As set out above, cyclocreatine contains a basic functional group and is therefore capable of forming pharmaceutically acceptable salts with pharmaceutically acceptable acids. The term “pharmaceutically acceptable salts” in this respect, refers to the relatively non-toxic, inorganic and organic acid addition salts of compounds of the invention. These salts can be prepared in situ during the final isolation and purification or by separately reacting purified cyclocreatine in its free base form with a suitable organic or inorganic acid, and isolating the salt thus formed. Representative salts include the hydrobromide, hydrochloride, sulfate, bisulfate, phosphate, nitrate, acetate, valerate, oleate, palmitate, stearate, laurate, benzoate, lactate, phosphate, tosylate, citrate, maleate, fumarate, succinate, tartrate, naphthylate, mesylate, glucoheptonate, lactobionate, and laurylsulphonate salts and the like. (See, e.g., Berge et al (1977) “Pharmaceutical Salts,” J. Pharm. Sci. (66:1-19).

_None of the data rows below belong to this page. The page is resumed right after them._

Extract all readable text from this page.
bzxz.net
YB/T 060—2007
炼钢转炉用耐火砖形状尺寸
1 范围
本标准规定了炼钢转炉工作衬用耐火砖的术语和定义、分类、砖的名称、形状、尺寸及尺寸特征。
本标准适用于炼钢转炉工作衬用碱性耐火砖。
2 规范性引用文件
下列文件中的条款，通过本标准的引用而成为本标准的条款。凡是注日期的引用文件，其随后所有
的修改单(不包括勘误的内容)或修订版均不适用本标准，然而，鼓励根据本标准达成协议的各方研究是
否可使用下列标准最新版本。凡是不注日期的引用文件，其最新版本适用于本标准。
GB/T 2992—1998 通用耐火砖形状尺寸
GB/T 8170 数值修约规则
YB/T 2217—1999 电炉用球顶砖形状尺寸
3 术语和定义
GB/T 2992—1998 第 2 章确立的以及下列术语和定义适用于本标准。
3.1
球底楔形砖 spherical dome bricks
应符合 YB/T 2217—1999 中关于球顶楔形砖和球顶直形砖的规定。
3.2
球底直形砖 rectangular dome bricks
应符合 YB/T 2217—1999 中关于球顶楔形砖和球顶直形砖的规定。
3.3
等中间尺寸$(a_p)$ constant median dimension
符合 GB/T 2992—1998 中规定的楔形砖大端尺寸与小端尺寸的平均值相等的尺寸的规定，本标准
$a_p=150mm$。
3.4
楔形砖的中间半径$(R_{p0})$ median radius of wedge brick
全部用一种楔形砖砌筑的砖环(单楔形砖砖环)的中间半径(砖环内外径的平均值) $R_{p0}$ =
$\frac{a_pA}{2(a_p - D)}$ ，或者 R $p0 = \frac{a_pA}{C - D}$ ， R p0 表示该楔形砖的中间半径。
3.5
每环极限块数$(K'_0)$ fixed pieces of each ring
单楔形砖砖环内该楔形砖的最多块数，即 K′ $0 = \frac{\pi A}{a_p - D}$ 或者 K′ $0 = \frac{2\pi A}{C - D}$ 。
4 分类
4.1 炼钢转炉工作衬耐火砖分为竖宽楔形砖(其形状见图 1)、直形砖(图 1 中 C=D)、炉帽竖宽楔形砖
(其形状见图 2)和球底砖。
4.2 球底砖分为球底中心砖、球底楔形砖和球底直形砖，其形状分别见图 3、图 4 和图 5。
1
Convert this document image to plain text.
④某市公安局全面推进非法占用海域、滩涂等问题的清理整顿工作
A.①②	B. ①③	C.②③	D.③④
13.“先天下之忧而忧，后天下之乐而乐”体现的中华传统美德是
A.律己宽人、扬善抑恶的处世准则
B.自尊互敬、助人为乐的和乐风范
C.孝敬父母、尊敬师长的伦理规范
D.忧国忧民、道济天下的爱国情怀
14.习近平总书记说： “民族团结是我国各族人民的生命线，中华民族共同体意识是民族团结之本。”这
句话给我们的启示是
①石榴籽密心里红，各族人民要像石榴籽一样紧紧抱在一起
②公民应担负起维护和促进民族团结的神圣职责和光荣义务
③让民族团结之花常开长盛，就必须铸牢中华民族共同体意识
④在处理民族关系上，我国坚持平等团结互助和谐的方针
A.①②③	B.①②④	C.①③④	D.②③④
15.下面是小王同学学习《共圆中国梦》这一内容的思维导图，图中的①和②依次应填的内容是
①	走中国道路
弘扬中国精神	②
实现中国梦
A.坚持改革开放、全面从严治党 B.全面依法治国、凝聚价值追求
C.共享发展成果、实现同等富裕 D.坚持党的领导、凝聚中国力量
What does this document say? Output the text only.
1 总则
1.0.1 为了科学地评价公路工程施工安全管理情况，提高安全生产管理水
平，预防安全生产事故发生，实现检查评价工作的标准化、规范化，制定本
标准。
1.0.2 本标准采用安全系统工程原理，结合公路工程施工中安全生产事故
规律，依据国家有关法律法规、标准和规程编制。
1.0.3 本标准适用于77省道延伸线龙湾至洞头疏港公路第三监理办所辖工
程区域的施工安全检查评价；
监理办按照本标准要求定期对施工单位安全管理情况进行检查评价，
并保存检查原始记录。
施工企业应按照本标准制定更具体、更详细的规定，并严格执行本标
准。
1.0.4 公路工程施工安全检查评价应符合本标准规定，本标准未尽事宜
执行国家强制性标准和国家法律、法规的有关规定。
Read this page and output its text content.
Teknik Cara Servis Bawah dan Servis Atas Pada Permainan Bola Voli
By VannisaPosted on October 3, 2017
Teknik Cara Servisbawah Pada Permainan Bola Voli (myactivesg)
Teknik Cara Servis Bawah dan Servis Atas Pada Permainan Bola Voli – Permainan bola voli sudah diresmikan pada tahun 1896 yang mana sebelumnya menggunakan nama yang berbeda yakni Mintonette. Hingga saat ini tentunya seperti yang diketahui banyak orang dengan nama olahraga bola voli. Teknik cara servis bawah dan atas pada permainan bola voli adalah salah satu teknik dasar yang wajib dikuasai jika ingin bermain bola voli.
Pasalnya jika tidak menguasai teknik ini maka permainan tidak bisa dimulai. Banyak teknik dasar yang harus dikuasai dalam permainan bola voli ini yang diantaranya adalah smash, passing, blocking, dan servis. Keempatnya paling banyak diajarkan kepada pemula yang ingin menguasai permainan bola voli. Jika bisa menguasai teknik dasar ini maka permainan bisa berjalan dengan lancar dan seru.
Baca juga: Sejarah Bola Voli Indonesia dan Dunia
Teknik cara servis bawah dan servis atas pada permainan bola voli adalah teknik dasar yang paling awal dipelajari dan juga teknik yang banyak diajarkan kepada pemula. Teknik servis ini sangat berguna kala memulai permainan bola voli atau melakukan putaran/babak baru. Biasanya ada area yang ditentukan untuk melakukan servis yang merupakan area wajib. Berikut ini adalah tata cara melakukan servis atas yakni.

In other cases, cyclocreatine is capable of forming pharmaceutically acceptable salts with pharmaceutically acceptable bases. The term “pharmaceutically acceptable salts” in these instances refers to the relatively non-toxic, inorganic and organic base addition salts of compounds of the invention. These salts can likewise be prepared in situ during the final isolation and purification of cyclocreatine, or by separately reacting the carbonate or bicarbonate or a pharmaceutically acceptable metal cation, with ammonia, or with a pharmaceutically acceptable organic primary, secondary or tertiary amine. Representative alkali or alkaline earth salts include ethylamine, diethylamine, ethylenediamine, ethanolamine, diethanolamine, piperazine and the like.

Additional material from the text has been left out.